The quantity of liquid required varies with the different grains, the manner in which they are milled, the
method by which they are cooked, and the consistency desired for the cooked grain, more liquid being
required for a porridge than for a mush.


All grains should be carefully looked over before being put to cook.


In the cooking of grains, the following points should be observed:


1. Measure both liquid and grain accurately with the same utensil, or with two of equal size.

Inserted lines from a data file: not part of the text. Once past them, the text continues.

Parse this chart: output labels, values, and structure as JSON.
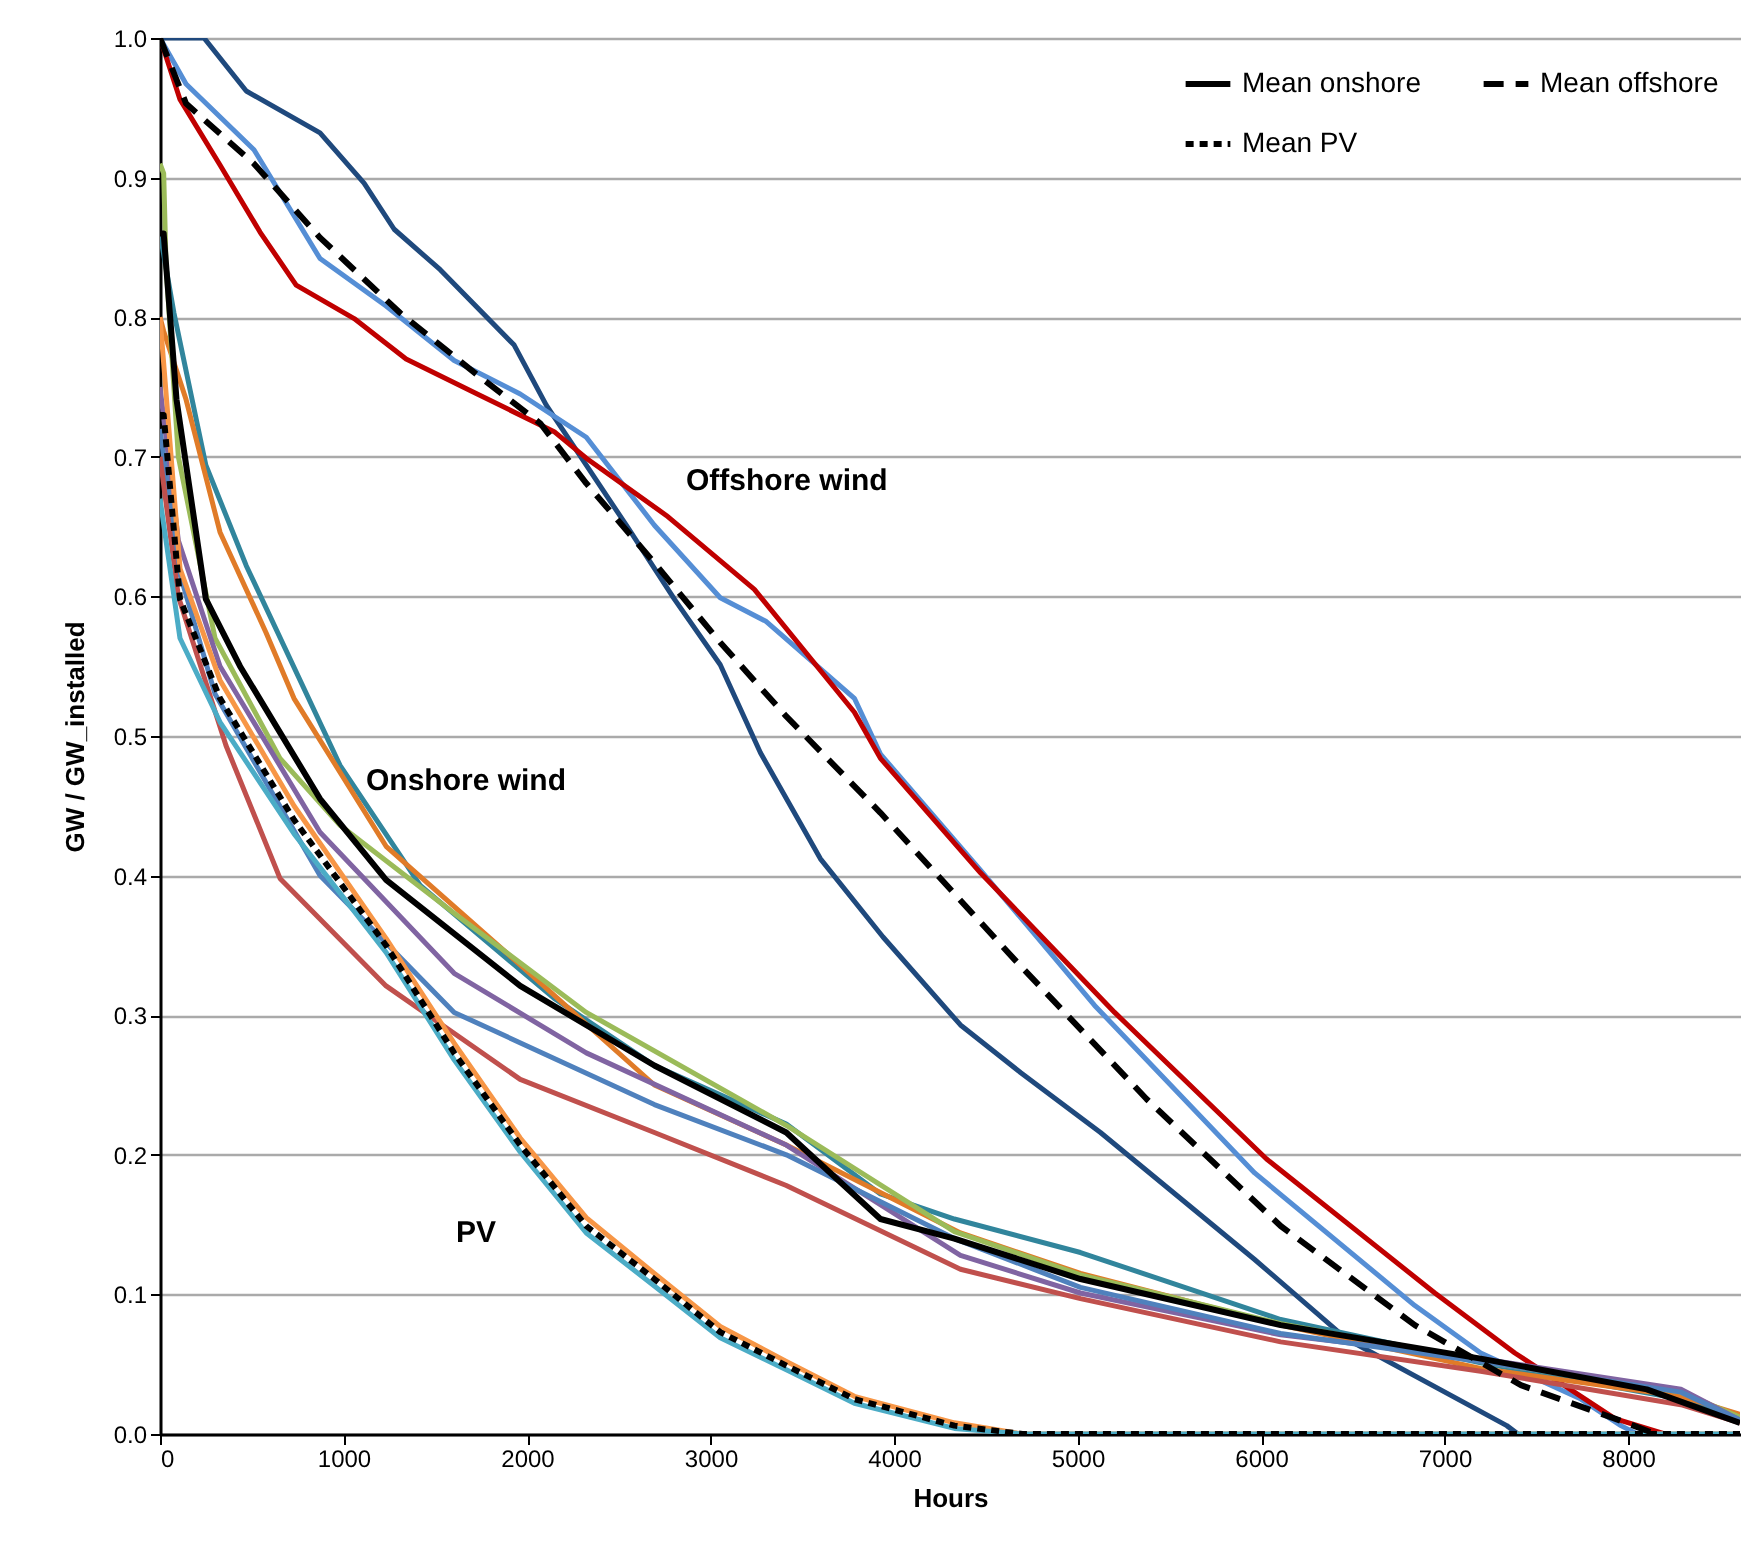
{
  "chart_data": {
    "type": "line",
    "xlabel": "Hours",
    "ylabel": "GW / GW_installed",
    "xlim": [
      0,
      8610
    ],
    "ylim": [
      0,
      1
    ],
    "xticks": [
      0,
      1000,
      2000,
      3000,
      4000,
      5000,
      6000,
      7000,
      8000
    ],
    "yticks": [
      {
        "value": 0,
        "label": "0.0"
      },
      0.1,
      0.2,
      0.3,
      0.4,
      0.5,
      0.6,
      0.7,
      0.8,
      0.9,
      {
        "value": 1,
        "label": "1.0"
      }
    ],
    "grid": "y",
    "legend": "top right",
    "annotations": [
      "Offshore wind",
      "Onshore wind",
      "PV"
    ],
    "series": [
      {
        "color": "#1f497d",
        "x": [
          0,
          240,
          470,
          872,
          1112,
          1276,
          1527,
          1930,
          2105,
          2323,
          2541,
          2803,
          3053,
          3272,
          3599,
          3940,
          4362,
          4689,
          5125,
          5965,
          6467,
          7339,
          7400
        ],
        "values": [
          1,
          1,
          0.962,
          0.932,
          0.896,
          0.863,
          0.834,
          0.78,
          0.737,
          0.694,
          0.651,
          0.598,
          0.551,
          0.488,
          0.412,
          0.356,
          0.293,
          0.259,
          0.216,
          0.125,
          0.068,
          0.006,
          0
        ]
      },
      {
        "color": "#558ed5",
        "x": [
          0,
          142,
          512,
          872,
          1232,
          1603,
          1963,
          2323,
          2694,
          3053,
          3304,
          3784,
          3926,
          4471,
          5093,
          5965,
          6838,
          7197,
          7743,
          7961,
          8050
        ],
        "values": [
          1,
          0.967,
          0.92,
          0.842,
          0.808,
          0.769,
          0.745,
          0.714,
          0.651,
          0.599,
          0.582,
          0.527,
          0.487,
          0.404,
          0.307,
          0.187,
          0.092,
          0.058,
          0.025,
          0.006,
          0
        ]
      },
      {
        "color": "#c00000",
        "x": [
          0,
          109,
          327,
          545,
          742,
          1058,
          1341,
          1712,
          2148,
          2323,
          2759,
          3239,
          3784,
          3926,
          4471,
          5202,
          6030,
          6947,
          7383,
          7928,
          8200
        ],
        "values": [
          1,
          0.956,
          0.909,
          0.861,
          0.823,
          0.799,
          0.77,
          0.746,
          0.718,
          0.699,
          0.658,
          0.605,
          0.517,
          0.484,
          0.402,
          0.302,
          0.197,
          0.101,
          0.058,
          0.011,
          0
        ]
      },
      {
        "color": "#31859c",
        "x": [
          0,
          76,
          250,
          470,
          981,
          1418,
          2148,
          2694,
          3413,
          3926,
          4329,
          5016,
          6107,
          7197,
          8288,
          8610
        ],
        "values": [
          0.86,
          0.803,
          0.694,
          0.622,
          0.479,
          0.393,
          0.312,
          0.264,
          0.222,
          0.172,
          0.154,
          0.13,
          0.082,
          0.051,
          0.025,
          0.012
        ]
      },
      {
        "color": "#e07b28",
        "x": [
          0,
          20,
          142,
          327,
          578,
          730,
          1232,
          1963,
          2694,
          3413,
          4362,
          5016,
          6107,
          7197,
          8288,
          8610
        ],
        "values": [
          0.8,
          0.79,
          0.741,
          0.646,
          0.574,
          0.527,
          0.421,
          0.336,
          0.25,
          0.207,
          0.144,
          0.115,
          0.078,
          0.047,
          0.027,
          0.014
        ]
      },
      {
        "color": "#9bbb59",
        "x": [
          0,
          20,
          33,
          100,
          300,
          654,
          981,
          1603,
          2323,
          3413,
          4329,
          5016,
          6107,
          7197,
          8288,
          8610
        ],
        "values": [
          0.91,
          0.903,
          0.837,
          0.7,
          0.57,
          0.484,
          0.436,
          0.373,
          0.302,
          0.221,
          0.145,
          0.114,
          0.079,
          0.052,
          0.03,
          0.012
        ]
      },
      {
        "color": "#8064a2",
        "x": [
          0,
          100,
          327,
          872,
          1603,
          2323,
          3413,
          4362,
          5016,
          6107,
          7197,
          8288,
          8610
        ],
        "values": [
          0.75,
          0.64,
          0.55,
          0.431,
          0.33,
          0.273,
          0.207,
          0.128,
          0.101,
          0.071,
          0.054,
          0.032,
          0.01
        ]
      },
      {
        "color": "#4f81bd",
        "x": [
          0,
          100,
          300,
          872,
          1603,
          2694,
          3413,
          4329,
          5016,
          6107,
          7197,
          8288,
          8610
        ],
        "values": [
          0.72,
          0.62,
          0.53,
          0.4,
          0.302,
          0.236,
          0.2,
          0.14,
          0.105,
          0.072,
          0.052,
          0.03,
          0.01
        ]
      },
      {
        "color": "#c0504d",
        "x": [
          0,
          100,
          360,
          654,
          1232,
          1963,
          2694,
          3413,
          4362,
          5016,
          6107,
          7197,
          8288,
          8610
        ],
        "values": [
          0.7,
          0.6,
          0.493,
          0.398,
          0.321,
          0.254,
          0.216,
          0.178,
          0.118,
          0.097,
          0.066,
          0.045,
          0.021,
          0.008
        ]
      },
      {
        "color": "#f79646",
        "x": [
          0,
          109,
          327,
          730,
          1232,
          1603,
          1963,
          2323,
          2694,
          3053,
          3413,
          3784,
          4329,
          4700,
          8610
        ],
        "values": [
          0.8,
          0.62,
          0.54,
          0.45,
          0.355,
          0.28,
          0.212,
          0.155,
          0.115,
          0.077,
          0.052,
          0.027,
          0.008,
          0,
          0
        ]
      },
      {
        "color": "#4bacc6",
        "x": [
          0,
          109,
          327,
          730,
          1232,
          1603,
          1963,
          2323,
          2694,
          3053,
          3413,
          3784,
          4329,
          4700,
          8610
        ],
        "values": [
          0.67,
          0.57,
          0.51,
          0.43,
          0.345,
          0.268,
          0.202,
          0.144,
          0.106,
          0.069,
          0.046,
          0.022,
          0.004,
          0,
          0
        ]
      },
      {
        "name": "Mean onshore",
        "color": "#000000",
        "line_style": "solid",
        "x": [
          0,
          20,
          90,
          250,
          436,
          872,
          1232,
          1963,
          2694,
          3413,
          3926,
          4329,
          5016,
          6107,
          7197,
          8102,
          8610
        ],
        "values": [
          0.86,
          0.86,
          0.741,
          0.598,
          0.55,
          0.455,
          0.397,
          0.321,
          0.264,
          0.216,
          0.154,
          0.14,
          0.111,
          0.078,
          0.054,
          0.032,
          0.008
        ]
      },
      {
        "name": "Mean offshore",
        "color": "#000000",
        "line_style": "dashed",
        "x": [
          0,
          142,
          512,
          872,
          1309,
          1745,
          2072,
          2323,
          2694,
          3053,
          3413,
          3926,
          4656,
          5376,
          6107,
          6838,
          7416,
          7928,
          8150
        ],
        "values": [
          1,
          0.953,
          0.91,
          0.857,
          0.803,
          0.757,
          0.724,
          0.681,
          0.624,
          0.567,
          0.514,
          0.445,
          0.34,
          0.24,
          0.149,
          0.078,
          0.035,
          0.011,
          0
        ]
      },
      {
        "name": "Mean PV",
        "color": "#000000",
        "line_style": "dotted",
        "x": [
          0,
          20,
          109,
          327,
          730,
          1232,
          1603,
          1963,
          2323,
          2694,
          3053,
          3413,
          3784,
          4329,
          4700,
          8610
        ],
        "values": [
          0.73,
          0.73,
          0.598,
          0.527,
          0.44,
          0.35,
          0.273,
          0.207,
          0.149,
          0.111,
          0.073,
          0.049,
          0.025,
          0.006,
          0,
          0
        ]
      }
    ]
  }
}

2. Have the water boiling when the grain is introduced, but do not allow it to boil for a long time previous,
until it is considerably evaporated, as that will change the proportion of water and grain sufficiently to alter
the consistency of the mush when cooked. Introduce the grain slowly, so as not to stop the sinking to the
bottom, and the whole becomes thickened.


3. Stir the grain continuously until it has set, but not at all afterward. Grains are much more appetizing if,
while properly softened, they can still be made to retain their original form. Stirring renders the preparation
pasty, and destroys its appearance.


In the preparation of all mushes with meal or flour, it is a good plan to make the material into a batter with a
portion of the liquid retained from the quantity given, before introducing it into the boiling water. This
prevents the tendency to cook in lumps, so frequent when dry meal is scattered into boiling liquid. Care
must be taken, however, to add the moistened portion very slowly, stirring vigorously meantime, so that the
boiling will not be checked. Use warm water for moistening. The other directions given for the whole or
broken grains are applicable to the ground products.


Place the grain, when sufficiently cooked, in the refrigerator or in some place where it will cool quickly (as
slow cooling might cause fermentation), to remain overnight.